Kern County Superior Court Judge Alisa Knight had to sort through competing claims from Freeman, Michael Channels, a longtime Manson pen pal, and Matt Lentz, a Los Angeles musician.

Lentz claimed that Manson fathered him during a Wisconsin orgy and that he had been named as sole beneficiary in a 2017 will that Manson purportedly signed.

Channels also claimed to be Manson’s sole beneficiary in a will filed in 2002 that disinherited the cult leader’s natural born children — including Freeman’s father, Charles Manson Jr.

But Knight rejected those claims. In court papers, she wrote that Lentz did not provide proof of his alleged relationship with Manson, and he had been adopted at one week old, which by law meant he forfeited his rights to Manson’s body.

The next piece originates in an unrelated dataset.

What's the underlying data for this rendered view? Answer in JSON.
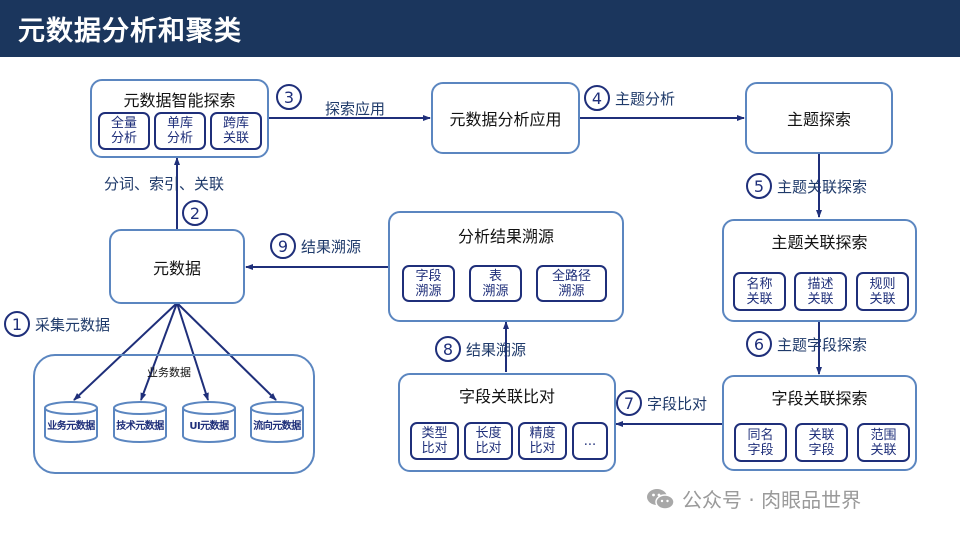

Channels’ will, meanwhile, was rejected because it didn’t comply with court rules, Knight wrote.

Image: Jason Freeman
Jason Freeman, Charles Manson's purported grandson, speaks to reporters outside court on Jan. 26, 2018 in Los Angeles.Brian Melley / AP file

Freeman’s claim to Manson was confirmed by “next of kin research” — a claim that neither Channels nor Lentz were able to refute, the decision says.

Freeman, a former mixed martial arts fighter from Florida, is now responsible for burying Manson's body, which has remained at the Kern County morgue since November.

While Monday’s ruling decided the fate of Manson’s body, what happens with his estate — which includes music royalties and commercial rights to “murderbilia” mementos — is still to be determined in a Los Angeles court.